“We had to destroy the village in order to save it.”
I’ve been doing some thinking of late about the debt-ceiling crisis, and the subsequent credit downgrading by Standard and Poor’s of the U.S. long-term rating. Here is part of the reason given for the downgrade:
More broadly, the downgrade reflects our view that the effectiveness, stability, and predictability of American policymaking and political institutions have weakened at a time of ongoing fiscal and economic challenges to a degree more than we envisioned when we assigned a negative outlook to the rating on April 18, 2011.
Aspersions have been widely cast, blaming everyone, from the Tea Party to the Congressional Progressive Caucus. But I can’t get beyond the thought that a relatively small group of Republican legislators has hijacked the political process. The intransigence of this group, whose tactics included a total lack of willingness to compromise, steered the politics and the economy of a country toward the cliff of default. That the government managed to avoid defaulting on its debts, however, didn’t completely avert a crisis, namely, the AA+ rating downgrade and global reaction to it.

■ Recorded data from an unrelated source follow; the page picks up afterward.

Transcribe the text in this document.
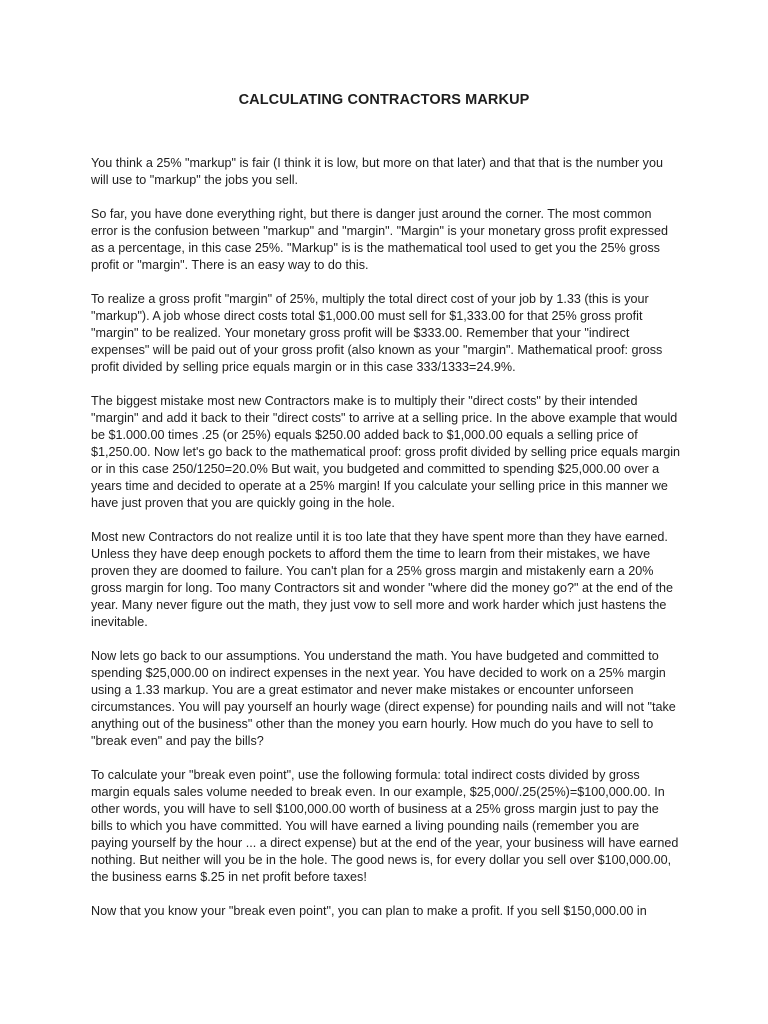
CALCULATING CONTRACTORS MARKUP

You think a 25% "markup" is fair (I think it is low, but more on that later) and that that is the number you
will use to "markup" the jobs you sell.

So far, you have done everything right, but there is danger just around the corner. The most common
error is the confusion between "markup" and "margin". "Margin" is your monetary gross profit expressed
as a percentage, in this case 25%. "Markup" is is the mathematical tool used to get you the 25% gross
profit or "margin". There is an easy way to do this.

To realize a gross profit "margin" of 25%, multiply the total direct cost of your job by 1.33 (this is your
"markup"). A job whose direct costs total $1,000.00 must sell for $1,333.00 for that 25% gross profit
"margin" to be realized. Your monetary gross profit will be $333.00. Remember that your "indirect
expenses" will be paid out of your gross profit (also known as your "margin". Mathematical proof: gross
profit divided by selling price equals margin or in this case 333/1333=24.9%.

The biggest mistake most new Contractors make is to multiply their "direct costs" by their intended
"margin" and add it back to their "direct costs" to arrive at a selling price. In the above example that would
be $1.000.00 times .25 (or 25%) equals $250.00 added back to $1,000.00 equals a selling price of
$1,250.00. Now let's go back to the mathematical proof: gross profit divided by selling price equals margin
or in this case 250/1250=20.0% But wait, you budgeted and committed to spending $25,000.00 over a
years time and decided to operate at a 25% margin! If you calculate your selling price in this manner we
have just proven that you are quickly going in the hole.

Most new Contractors do not realize until it is too late that they have spent more than they have earned.
Unless they have deep enough pockets to afford them the time to learn from their mistakes, we have
proven they are doomed to failure. You can't plan for a 25% gross margin and mistakenly earn a 20%
gross margin for long. Too many Contractors sit and wonder "where did the money go?" at the end of the
year. Many never figure out the math, they just vow to sell more and work harder which just hastens the
inevitable.

Now lets go back to our assumptions. You understand the math. You have budgeted and committed to
spending $25,000.00 on indirect expenses in the next year. You have decided to work on a 25% margin
using a 1.33 markup. You are a great estimator and never make mistakes or encounter unforseen
circumstances. You will pay yourself an hourly wage (direct expense) for pounding nails and will not "take
anything out of the business" other than the money you earn hourly. How much do you have to sell to
"break even" and pay the bills?

To calculate your "break even point", use the following formula: total indirect costs divided by gross
margin equals sales volume needed to break even. In our example, $25,000/.25(25%)=$100,000.00. In
other words, you will have to sell $100,000.00 worth of business at a 25% gross margin just to pay the
bills to which you have committed. You will have earned a living pounding nails (remember you are
paying yourself by the hour ... a direct expense) but at the end of the year, your business will have earned
nothing. But neither will you be in the hole. The good news is, for every dollar you sell over $100,000.00,
the business earns $.25 in net profit before taxes!

Now that you know your "break even point", you can plan to make a profit. If you sell $150,000.00 in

Now, whatever you may think about the Republican negotiating strategy, it was effective. That is to say, Republicans met their stated goal (viz., reduce the deficit by cutting spending, but without raising taxes). But meeting one’s goal isn’t always the point. It’s possible to meet one’s goals and still fail in the process. Let’s take a “progressive” example—wiping out hunger (although, why this might be considered a progressive goal, rather than a human goal or a religious goal is an important question). Suppose your stated goal is to wipe out hunger in your community. On its face, this seems to be a worthy goal, if you can pull it off. Who would argue?
Next, however, you must answer the question: “How do you wipe out hunger in your community?” There are any number of ways you might approach the problem. You might, for instance, force all of the grocery stores to take their goods and distribute them among all the people in the community for free—which, in the short term would allow you to say you accomplished your goal. Hunger would abate . . . for a time. People would have food. But then what? What happens next week? Since the grocery stores can’t stay in business for long under that arrangement, where will the next round of food come from? If you gut the system in place (faulty as it may be), you may be able to achieve your short-term goal, but you risk a pyrrhic victory.
During the bombing and shelling of Bén Tre, a provincial capital in Viet Nam, in 1968, an unnamed source is said to have remarked to Peter Arnett, “It became necessary to destroy the town to save it.” That quote was later reduced to “We had to destroy the village in order to save it,” which itself became a placeholder for popular sentiment concerning the strategy the Viet Nam war. This placeholder, or something very nearly like it, may yet come to be attached to the recent strategy employed by the Republicans in the budget-ceiling debate. The stated Republican goal (viz., reduce the deficit by cutting spending, but without raising taxes), it seems to me, is undone by resorting to a short-term strategy (“We had to destroy the village in order to save it.”) that hacks at the limb upon which the economy perches. It is possible, in other words, to achieve your immediate economic goal in such a way that you imperil the economy altogether (think gooses and golden eggs).
However, the real question that vexes me is how it came to this. Even if the motives of those Tea Party Republicans were sincere (which I hope is true), and that what they really believe is that the economy will ultimately founder if government doesn’t reign in its spending, when did it become acceptable to use any means necessary, up to and including tolerating “serious disruptions” to the economy in order to win? I understand hard negotiations; but threatening to blow everything up unless you get your way is something four year-olds do.
I’m not offering any solutions. I’m not sure what the President should (could) have done. But a light has to be cast upon a strategy that offers short-term political victories at the cost of long-term economic and political stability. The price of winning some battles is too high.
If you could find anybody still living who hails from Bén Tre, I bet they’d agree with me.